Nichts zu wollen

In der katholischen Gedenkkirche Regina Martyrum herrscht freundliche Stille inmitten apokalyptischer Kunst. Für die hier lebenden und betenden Karmeliterinnen sind die Stille und Begegnung mit anderen Menschen nicht voneinander zu trennen

VON ULRICH GUTMAIR

Im Neubaugebiet am Heckerdamm, im Norden Charlottenburgs, steht zwischen den Häusern plötzlich eine hohe Mauer, daneben ragt ein Glockenturm. Betritt man das Gelände, steht man auf dem großen, kahlen Hof von Maria Regina Martyrum. In einigem Abstand zeigt sich die Kirche als rechteckiger, fensterloser Block, der auf drei quergestellten Betonwänden ruht.
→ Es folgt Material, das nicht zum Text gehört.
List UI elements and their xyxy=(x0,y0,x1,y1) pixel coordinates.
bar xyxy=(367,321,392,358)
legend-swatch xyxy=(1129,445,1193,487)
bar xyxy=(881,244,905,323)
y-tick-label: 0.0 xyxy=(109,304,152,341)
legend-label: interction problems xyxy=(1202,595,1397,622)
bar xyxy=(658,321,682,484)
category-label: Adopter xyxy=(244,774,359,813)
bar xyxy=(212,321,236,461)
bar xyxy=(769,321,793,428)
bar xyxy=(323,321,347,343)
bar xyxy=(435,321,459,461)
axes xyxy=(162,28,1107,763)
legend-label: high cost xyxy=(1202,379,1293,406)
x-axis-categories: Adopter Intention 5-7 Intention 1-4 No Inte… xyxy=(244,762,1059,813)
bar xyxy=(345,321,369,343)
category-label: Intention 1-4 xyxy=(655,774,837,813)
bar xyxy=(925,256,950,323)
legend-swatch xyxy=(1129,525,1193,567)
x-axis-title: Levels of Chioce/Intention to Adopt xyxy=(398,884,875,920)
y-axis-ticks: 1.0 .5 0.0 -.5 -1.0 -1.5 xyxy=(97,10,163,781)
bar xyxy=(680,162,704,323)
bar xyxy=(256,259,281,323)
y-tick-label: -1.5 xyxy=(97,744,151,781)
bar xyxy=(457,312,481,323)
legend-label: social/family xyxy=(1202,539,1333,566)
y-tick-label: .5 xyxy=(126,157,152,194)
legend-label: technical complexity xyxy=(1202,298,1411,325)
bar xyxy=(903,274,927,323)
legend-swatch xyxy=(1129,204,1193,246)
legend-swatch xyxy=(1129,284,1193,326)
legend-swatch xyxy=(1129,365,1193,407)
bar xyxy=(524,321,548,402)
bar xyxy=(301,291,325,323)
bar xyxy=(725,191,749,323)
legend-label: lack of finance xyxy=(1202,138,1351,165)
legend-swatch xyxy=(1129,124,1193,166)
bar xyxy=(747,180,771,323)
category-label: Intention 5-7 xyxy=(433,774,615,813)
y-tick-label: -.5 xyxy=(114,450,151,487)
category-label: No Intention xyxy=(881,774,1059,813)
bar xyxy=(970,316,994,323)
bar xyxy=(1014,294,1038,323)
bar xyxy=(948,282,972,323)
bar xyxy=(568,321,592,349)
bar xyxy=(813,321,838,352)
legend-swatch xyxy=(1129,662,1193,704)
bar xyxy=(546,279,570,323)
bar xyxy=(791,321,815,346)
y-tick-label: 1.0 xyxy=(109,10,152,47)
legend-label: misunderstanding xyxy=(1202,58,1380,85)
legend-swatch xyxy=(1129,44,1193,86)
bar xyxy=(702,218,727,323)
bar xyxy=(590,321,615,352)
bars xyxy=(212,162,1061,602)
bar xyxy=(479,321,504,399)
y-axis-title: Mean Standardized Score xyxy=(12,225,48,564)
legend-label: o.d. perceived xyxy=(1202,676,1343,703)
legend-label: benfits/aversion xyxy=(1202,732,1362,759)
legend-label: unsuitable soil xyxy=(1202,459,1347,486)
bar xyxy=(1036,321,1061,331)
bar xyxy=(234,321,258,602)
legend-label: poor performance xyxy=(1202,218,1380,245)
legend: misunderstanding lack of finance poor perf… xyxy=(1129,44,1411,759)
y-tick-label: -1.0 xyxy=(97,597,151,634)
Die Assoziation eines Gefängnishofs oder des Appellplatzes eines Lagers ist beabsichtigt. Die Kirche wurde 1960/63 von dem Architekten Hans Schädel als „Gedächtniskirche der deutschen Katholiken zu Ehren der Blutzeugen für Glaubens- und Gewissensfreiheit aus den Jahren 1933–1945“ erbaut. Das Gefängnis Plötzensee, in dem einige tausend Widerständler hingerichtet worden sind, ist 20 Minuten zu Fuß entfernt.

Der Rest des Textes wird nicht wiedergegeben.